By the rules Gateway's arbitration language cited (which could only be obtained by writing an organization in France), each party had to pay a non-refundable fee of $2,000. So once the judge ruled that the terms Gateway snuck into the package with its computer were actually a valid contract, the only recourse open to the Hills would cost them more money than they could possibly hope to be awarded. While on-line discussions and articles in InfoWorld, PC World and other trade publications at the time confirmed that the system had been sold under false pretenses, Gateway went unpunished.
No matter how badly you've been treated and how legitimate your greviance, mandatory clauses block your access to the legal system. And, far more than Gateway's language, nowadays the sneakwrap terms are even more blatantly one-sided. Many arbitration clauses in many software EULAs and online service agreements give the company the right to take the consumer to court, but not vice versa. And we saw recently how one vendor's arbitration clause actually requires the consumer to pay company's staff $300 per hour to attend the arbitration proceedings. At least under the logic the judge applied to the Hill case, there is no reason why that term wouldn't be just as enforceable as he ruled Gateway's to be.
As we certainly know by now, though, judicial decisions that ignore consumer interests are just a part of the landscape we live in, particularly in this country. (Yes, in case you're wondering, Hill v. Gateway is a heavily-cited precedent by what I can only call the UCITA lobby in the Blizzard reverse engineering case.) What's worse, increasingly the fine print in the consumer agreements from the larger corporations in almost every industry includes mandatory arbitration clauses. Credit cards, insurances, mortgages, housing contractors, service contracts, and limited warranties for all kinds of goods come sneakwrapped with language where you give up your right to sue no matter what they do to you.
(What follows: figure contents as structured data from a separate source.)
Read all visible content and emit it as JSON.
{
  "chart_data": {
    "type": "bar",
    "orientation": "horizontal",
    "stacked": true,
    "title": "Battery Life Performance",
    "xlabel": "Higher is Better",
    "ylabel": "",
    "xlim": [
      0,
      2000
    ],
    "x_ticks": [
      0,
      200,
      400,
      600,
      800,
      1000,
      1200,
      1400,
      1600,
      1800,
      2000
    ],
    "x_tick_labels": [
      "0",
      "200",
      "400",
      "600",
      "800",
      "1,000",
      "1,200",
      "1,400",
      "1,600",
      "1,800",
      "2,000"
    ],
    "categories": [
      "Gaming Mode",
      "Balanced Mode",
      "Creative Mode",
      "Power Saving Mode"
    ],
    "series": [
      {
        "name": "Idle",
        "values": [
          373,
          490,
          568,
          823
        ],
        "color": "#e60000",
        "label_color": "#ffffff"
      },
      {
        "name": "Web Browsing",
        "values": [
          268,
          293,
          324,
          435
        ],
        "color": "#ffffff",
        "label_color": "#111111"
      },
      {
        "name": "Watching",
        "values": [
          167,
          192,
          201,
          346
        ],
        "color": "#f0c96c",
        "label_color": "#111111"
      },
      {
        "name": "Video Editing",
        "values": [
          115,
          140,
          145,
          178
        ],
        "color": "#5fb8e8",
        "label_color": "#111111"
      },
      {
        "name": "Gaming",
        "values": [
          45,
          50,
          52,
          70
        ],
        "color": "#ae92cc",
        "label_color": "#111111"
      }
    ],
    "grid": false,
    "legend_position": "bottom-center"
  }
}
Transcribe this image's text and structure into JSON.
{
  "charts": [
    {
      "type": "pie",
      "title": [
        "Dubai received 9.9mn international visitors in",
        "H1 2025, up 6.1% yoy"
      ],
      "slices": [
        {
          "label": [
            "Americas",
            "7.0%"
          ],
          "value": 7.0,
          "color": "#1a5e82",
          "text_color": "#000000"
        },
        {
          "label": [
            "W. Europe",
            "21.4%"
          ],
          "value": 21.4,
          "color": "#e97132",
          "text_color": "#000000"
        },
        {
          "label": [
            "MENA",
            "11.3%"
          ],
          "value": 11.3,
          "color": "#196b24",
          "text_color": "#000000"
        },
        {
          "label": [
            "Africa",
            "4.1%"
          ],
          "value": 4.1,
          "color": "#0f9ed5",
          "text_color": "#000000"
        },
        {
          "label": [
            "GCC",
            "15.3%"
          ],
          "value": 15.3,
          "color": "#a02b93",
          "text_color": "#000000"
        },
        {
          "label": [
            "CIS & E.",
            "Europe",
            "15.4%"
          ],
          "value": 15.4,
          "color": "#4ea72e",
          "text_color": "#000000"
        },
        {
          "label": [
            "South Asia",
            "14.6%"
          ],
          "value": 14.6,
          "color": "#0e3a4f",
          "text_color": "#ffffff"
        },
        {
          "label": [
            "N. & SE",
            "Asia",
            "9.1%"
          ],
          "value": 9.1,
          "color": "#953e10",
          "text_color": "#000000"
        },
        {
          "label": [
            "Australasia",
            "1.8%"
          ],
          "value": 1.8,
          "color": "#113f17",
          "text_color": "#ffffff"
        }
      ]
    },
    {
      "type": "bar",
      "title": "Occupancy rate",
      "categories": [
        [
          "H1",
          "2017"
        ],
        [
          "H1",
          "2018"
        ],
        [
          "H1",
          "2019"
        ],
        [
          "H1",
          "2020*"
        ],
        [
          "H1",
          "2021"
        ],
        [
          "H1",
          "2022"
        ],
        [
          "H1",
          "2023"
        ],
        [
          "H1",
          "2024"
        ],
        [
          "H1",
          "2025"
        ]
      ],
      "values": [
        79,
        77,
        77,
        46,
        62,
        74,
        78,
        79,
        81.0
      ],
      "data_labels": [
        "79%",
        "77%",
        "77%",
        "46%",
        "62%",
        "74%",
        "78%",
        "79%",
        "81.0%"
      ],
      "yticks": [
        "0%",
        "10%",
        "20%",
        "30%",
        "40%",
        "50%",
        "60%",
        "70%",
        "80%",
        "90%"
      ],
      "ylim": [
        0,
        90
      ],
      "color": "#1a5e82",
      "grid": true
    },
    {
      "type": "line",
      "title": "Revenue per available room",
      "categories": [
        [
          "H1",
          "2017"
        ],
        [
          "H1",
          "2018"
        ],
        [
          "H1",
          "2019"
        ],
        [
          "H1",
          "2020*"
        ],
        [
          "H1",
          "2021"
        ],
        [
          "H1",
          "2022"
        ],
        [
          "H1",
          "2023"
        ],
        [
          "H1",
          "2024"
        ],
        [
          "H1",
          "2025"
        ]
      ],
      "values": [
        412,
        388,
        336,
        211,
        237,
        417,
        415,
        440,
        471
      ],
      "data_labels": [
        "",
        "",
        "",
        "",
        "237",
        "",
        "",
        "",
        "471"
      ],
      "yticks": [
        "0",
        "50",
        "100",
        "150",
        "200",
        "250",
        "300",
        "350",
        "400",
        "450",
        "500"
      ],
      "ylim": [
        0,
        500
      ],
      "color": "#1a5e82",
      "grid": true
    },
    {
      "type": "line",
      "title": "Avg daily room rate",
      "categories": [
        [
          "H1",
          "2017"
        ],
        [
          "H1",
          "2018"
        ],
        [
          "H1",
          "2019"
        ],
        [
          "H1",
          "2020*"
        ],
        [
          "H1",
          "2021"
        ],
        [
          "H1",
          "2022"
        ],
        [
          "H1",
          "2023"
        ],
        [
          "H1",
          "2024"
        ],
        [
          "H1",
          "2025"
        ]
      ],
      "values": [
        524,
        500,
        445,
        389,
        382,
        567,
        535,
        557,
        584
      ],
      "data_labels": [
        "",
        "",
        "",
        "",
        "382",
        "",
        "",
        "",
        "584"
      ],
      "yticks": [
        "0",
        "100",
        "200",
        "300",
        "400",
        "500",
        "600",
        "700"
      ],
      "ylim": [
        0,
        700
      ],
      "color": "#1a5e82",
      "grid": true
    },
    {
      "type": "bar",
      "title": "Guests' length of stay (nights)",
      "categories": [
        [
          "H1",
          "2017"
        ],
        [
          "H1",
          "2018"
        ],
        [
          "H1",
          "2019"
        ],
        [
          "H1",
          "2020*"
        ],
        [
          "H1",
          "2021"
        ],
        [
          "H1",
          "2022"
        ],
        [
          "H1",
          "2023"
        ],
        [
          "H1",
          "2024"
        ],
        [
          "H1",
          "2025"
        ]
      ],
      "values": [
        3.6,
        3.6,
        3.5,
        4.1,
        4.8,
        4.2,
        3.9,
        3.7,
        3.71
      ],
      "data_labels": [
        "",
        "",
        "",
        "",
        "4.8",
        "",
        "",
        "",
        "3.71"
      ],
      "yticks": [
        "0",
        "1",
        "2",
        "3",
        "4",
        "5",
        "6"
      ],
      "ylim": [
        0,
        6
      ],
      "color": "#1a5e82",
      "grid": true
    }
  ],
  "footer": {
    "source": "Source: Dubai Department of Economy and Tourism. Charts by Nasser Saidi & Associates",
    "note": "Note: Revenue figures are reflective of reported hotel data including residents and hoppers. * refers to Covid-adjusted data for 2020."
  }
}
Since we obviously can't depend on the courts to prevent legal travesties like the Gateway case, how can we protect ourselves? The only way is to seek out those vendors that don't use mandatory arbitration clauses, and make our displeasure known to those who do. A very useful website in this regard is that of "Give Me Back My Rights" coalition, which contains a wealth of information about binding arbitration clauses along with tips on how to find car dealers and financial institutions that don't use them. For the more adventurous, see our "Battle of the Forms" discussion to learn how you can try fighting fire with fire.
Arbitration is a reasonable way to settle a dispute when both sides choose to enter the process voluntarily. But as Gateway demonstrated almost a decade ago, when only one side gets to do the choosing, it can be the worst sneakwrap of all.